Chris and his team have been responsible for some remarkable insights into how climate change affects organisms and what the impact may be for global extinctions and is heavily involved in discussions about what can be done to prevent them.

Professor Ian Woodward

Ian Woodward has over 40 years’ experience in research and teaching on plant science and ecology, the majority of which has focused on climate change, long before the critical importance of the issue was known globally.

Ian produces prolific and important research, writing over 200 publications and helping to train hundreds of students, some of whom have gone on to become distinguished scientists in their own right. He has been a member of numerous grant panels, editorial boards and international scientific committees, contributing to a long and distinguishes record of service to the scientific community.

Professor John Grace

John Grace is Professor of Environmental Biology at the School of Geosciences at the University of Edinburgh. He is also a former president of the British Ecological Society and a Fellow of the Royal Society of Edinburgh. He has designed, led and taught many MSc programmes, and currently leads a research MSc in Global Environmental Change.

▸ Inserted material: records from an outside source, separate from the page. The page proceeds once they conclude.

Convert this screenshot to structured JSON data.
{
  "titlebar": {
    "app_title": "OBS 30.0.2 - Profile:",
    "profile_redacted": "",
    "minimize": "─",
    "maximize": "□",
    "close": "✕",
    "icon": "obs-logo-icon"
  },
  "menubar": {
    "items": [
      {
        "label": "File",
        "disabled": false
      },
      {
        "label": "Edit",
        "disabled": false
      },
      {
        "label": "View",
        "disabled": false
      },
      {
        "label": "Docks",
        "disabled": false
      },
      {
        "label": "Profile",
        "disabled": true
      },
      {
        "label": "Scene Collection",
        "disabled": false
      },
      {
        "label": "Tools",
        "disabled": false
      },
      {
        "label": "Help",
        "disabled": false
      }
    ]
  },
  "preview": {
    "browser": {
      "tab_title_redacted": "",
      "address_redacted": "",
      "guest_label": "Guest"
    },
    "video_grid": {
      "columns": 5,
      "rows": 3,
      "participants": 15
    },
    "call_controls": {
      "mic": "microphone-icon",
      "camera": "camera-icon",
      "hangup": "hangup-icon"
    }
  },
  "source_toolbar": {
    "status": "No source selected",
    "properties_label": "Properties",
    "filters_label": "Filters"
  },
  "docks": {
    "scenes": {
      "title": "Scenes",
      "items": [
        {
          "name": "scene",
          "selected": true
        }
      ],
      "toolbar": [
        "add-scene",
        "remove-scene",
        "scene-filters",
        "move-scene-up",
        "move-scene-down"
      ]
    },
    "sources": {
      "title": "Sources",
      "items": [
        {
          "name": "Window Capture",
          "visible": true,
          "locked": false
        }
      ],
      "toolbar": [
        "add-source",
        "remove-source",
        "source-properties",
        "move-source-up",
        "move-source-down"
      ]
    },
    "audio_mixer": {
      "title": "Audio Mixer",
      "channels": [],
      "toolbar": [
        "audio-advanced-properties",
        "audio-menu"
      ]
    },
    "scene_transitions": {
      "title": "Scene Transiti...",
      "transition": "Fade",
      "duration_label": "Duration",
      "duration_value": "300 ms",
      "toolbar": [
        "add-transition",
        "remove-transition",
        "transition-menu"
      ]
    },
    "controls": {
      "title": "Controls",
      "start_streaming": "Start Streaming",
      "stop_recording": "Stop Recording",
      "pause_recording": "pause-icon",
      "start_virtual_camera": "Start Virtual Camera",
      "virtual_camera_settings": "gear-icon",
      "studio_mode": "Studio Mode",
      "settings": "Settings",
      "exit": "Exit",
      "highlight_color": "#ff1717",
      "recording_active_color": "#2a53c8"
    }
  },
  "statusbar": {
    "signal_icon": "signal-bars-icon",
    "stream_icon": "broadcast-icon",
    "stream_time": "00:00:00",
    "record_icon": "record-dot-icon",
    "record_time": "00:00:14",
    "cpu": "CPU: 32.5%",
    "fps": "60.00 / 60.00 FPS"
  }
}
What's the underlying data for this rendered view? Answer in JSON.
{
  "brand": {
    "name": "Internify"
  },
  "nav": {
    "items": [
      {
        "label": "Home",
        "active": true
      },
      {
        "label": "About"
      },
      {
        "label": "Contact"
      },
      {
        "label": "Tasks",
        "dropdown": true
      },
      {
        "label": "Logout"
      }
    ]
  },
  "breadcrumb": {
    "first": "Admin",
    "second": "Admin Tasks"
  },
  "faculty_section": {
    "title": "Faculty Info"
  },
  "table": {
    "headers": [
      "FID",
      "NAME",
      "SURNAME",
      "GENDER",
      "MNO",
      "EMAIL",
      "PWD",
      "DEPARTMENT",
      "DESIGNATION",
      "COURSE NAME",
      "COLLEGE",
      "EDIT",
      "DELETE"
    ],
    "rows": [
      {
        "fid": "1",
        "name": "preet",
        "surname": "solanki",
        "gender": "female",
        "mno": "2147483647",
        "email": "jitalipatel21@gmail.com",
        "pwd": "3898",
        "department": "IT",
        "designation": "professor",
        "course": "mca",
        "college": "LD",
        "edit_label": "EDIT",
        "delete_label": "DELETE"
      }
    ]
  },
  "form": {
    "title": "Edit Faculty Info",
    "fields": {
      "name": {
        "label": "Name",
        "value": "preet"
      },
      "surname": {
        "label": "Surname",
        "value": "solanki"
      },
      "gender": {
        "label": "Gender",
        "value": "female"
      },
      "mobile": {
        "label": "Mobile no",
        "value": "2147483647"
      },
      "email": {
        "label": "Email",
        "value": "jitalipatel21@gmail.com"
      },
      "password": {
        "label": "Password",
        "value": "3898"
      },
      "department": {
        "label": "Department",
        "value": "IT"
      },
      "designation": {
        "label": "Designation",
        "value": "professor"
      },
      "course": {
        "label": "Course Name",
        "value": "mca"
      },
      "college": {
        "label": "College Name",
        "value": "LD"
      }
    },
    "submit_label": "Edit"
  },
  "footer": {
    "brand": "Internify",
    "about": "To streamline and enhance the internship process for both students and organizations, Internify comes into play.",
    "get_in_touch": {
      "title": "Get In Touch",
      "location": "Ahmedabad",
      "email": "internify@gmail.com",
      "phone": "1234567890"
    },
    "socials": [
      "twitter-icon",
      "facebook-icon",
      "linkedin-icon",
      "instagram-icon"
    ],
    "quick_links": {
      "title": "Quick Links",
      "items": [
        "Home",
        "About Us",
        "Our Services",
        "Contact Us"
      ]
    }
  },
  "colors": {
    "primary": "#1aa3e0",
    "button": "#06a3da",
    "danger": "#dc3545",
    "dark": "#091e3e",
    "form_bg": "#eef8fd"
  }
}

John’s earlier work focused on aspects of plant physiology as influenced by the natural environment and his current research areas include carbon fluxes in disturbed forests; carbon dioxide sinks in the tropics; savanna ecosystems; methane fluxes from tropical ecosystems; innovation in instrumentation for measuring plant-atmosphere interactions. He has published over 300 papers and chapters in peer-reviewed international journals and symposia, edited or authored ten books, and was the founder co-editor of Functional Ecology.